Olsen noted that the forms of dinosaurs with which many people are familiar -- creatures like Brontosaurus (formally known as Apatosaurus), Allosaurus and Stegosaurus -- did not develop until after the competition had been eliminated.
A long-standing theory was that gradual changes in climate and sea levels spelled doom for many species over a period of millions of years. But experts said that theory is contradicted by new evidence showing that the extinction came suddenly.
University of Washington paleontologist Peter Ward said carbon isotope evidence found in rocks from the Queen Charlotte Islands off Canada's British Columbia coast demonstrated a swift collapse in marine plankton populations at the Triassic-Jurassic boundary.
"This thing was real fast,'' Ward said.
Other theories include massive volcanic activity that released gases into the atmosphere that caused intense global climate changes, and the explosion of a nearby star (a supernova) so intense that it blew away the Earth's protective ozone layer. But many experts feel the evidence points to a massive impact that triggered a global ecological crisis.
The smoking crater?
Scientists who favor the impact theory suspect that a humongous Canadian crater site in Quebec called the Manicouagan structure very well may be where the comet or asteroid landed.
But the most recent efforts to assign a date to the crater determined that the impact took place 214 million years ago -- 14 million years too early.
Sues said the antiquity of the rock at the impact site may have fooled the dating techniques used by scientists by providing a mix of different kinds of radioactive signatures.
"As the impact happened at Manicouagan, it happened into some of the world's oldest known rocks,'' Sues said.
"So as this rock gets molten, it may give you an artificially skewed date -- either too young or too old -- because there was so much radioactive material already in this more than two billion-year-old rock. The dates get all screwed up."

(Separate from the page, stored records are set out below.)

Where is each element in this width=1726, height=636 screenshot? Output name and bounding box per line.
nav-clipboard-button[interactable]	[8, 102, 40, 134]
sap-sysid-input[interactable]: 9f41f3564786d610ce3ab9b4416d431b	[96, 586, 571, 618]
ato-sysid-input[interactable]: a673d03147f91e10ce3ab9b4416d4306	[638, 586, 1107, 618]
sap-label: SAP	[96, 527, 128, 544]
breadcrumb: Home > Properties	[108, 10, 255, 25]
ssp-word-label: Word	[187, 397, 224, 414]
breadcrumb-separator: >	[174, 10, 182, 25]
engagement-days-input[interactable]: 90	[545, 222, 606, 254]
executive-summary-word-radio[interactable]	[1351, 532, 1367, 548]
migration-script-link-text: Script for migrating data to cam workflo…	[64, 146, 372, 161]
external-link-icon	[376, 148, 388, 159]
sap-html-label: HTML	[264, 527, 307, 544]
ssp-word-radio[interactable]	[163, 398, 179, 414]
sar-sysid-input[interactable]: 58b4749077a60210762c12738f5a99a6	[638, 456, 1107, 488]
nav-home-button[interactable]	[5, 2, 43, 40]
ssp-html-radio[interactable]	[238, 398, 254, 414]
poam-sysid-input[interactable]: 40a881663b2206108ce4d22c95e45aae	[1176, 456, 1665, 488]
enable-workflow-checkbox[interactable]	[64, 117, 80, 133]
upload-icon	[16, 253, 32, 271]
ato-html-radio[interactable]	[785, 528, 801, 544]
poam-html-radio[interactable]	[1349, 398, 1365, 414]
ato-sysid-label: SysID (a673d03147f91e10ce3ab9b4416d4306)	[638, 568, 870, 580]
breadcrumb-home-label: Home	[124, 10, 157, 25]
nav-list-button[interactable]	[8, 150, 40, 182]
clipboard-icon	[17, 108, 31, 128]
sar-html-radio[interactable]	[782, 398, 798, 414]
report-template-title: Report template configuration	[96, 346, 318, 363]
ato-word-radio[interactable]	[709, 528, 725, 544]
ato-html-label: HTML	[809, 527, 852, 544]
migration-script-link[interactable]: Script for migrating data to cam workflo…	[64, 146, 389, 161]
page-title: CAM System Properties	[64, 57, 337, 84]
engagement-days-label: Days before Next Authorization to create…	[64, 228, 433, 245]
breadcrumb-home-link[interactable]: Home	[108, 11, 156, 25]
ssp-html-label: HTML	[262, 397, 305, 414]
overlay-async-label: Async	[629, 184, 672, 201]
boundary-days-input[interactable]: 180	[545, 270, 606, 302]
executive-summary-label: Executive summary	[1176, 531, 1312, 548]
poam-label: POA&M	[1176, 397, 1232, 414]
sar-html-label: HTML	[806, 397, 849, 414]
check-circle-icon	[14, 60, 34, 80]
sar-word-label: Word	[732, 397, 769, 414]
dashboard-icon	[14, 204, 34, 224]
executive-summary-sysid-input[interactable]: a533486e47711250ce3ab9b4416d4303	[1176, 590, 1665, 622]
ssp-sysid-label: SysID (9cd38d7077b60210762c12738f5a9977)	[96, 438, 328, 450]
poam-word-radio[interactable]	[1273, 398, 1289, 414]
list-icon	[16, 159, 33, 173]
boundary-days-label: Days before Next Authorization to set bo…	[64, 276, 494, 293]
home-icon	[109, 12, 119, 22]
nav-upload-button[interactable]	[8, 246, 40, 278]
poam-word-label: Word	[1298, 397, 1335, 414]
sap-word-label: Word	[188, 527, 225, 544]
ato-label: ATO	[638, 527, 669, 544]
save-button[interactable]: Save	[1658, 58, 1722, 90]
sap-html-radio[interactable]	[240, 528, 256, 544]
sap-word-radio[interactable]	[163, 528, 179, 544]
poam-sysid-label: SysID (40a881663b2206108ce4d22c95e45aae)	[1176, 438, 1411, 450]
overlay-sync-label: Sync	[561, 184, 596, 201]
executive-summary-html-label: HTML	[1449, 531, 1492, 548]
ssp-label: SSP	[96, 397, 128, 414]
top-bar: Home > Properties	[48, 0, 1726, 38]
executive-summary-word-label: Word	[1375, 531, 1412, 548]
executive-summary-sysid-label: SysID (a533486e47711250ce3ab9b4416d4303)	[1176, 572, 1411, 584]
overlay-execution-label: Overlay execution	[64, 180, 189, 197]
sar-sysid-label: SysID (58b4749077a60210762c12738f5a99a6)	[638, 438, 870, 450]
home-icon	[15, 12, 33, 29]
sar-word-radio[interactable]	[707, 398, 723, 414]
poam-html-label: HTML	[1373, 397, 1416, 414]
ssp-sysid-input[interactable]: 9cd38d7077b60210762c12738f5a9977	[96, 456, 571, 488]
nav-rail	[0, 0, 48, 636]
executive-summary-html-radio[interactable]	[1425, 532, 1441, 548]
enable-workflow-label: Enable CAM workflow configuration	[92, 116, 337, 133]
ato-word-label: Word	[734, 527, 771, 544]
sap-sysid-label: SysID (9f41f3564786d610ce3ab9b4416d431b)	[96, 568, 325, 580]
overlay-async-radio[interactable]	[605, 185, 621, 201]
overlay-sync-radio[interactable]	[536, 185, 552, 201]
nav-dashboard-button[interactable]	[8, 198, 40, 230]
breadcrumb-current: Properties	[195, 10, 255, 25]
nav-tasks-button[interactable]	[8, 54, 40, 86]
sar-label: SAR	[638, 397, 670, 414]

"We have to identify rocks that are the actual impact meld, the stuff that bubbled up seconds after the gigantic object hit. And it's very difficult to recognize that in the field."
Olsen noted that nothing unusual takes place in the fossil record at 214 million years ago -- not even a mild die-off. "So it's a bit mysterious that you would have this giant impact and have absolutely nothing going on," Olsen said.
Another vital clue is known as shocked quartz -- distinctive crystals of the rock quartz containing fractures caused by a huge amount of pressure exerted over a small period of time. The only places where shocked quartz has been found are at known extraterrestrial impact sites, nuclear test sites and in high-pressure laboratory experiments.
"Shocked quartz is evidence of an impact,'' said Smithsonian Institution paleontologist Michael Brett-Surman.
Scientists have searched for shocked quartz in rocks dating to the Triassic-Jurassic boundary. Unconfirmed traces of it have been found in Italy. Ward said experts are analyzing the rock from the Queen Charlotte Islands for shocked quartz.
Olsen said another piece of evidence supporting the impact theory is the high surge in fern pollen and spores in the fossil record at the Triassic-Jurassic boundary. Because ferns can repopulate quickly after a calamity, this suggests that they covered the land after an impact that may have decimated forests over a large area.
So, the detectives have amassed a lot of clues, but the culprit in this mass killing officially remains at large.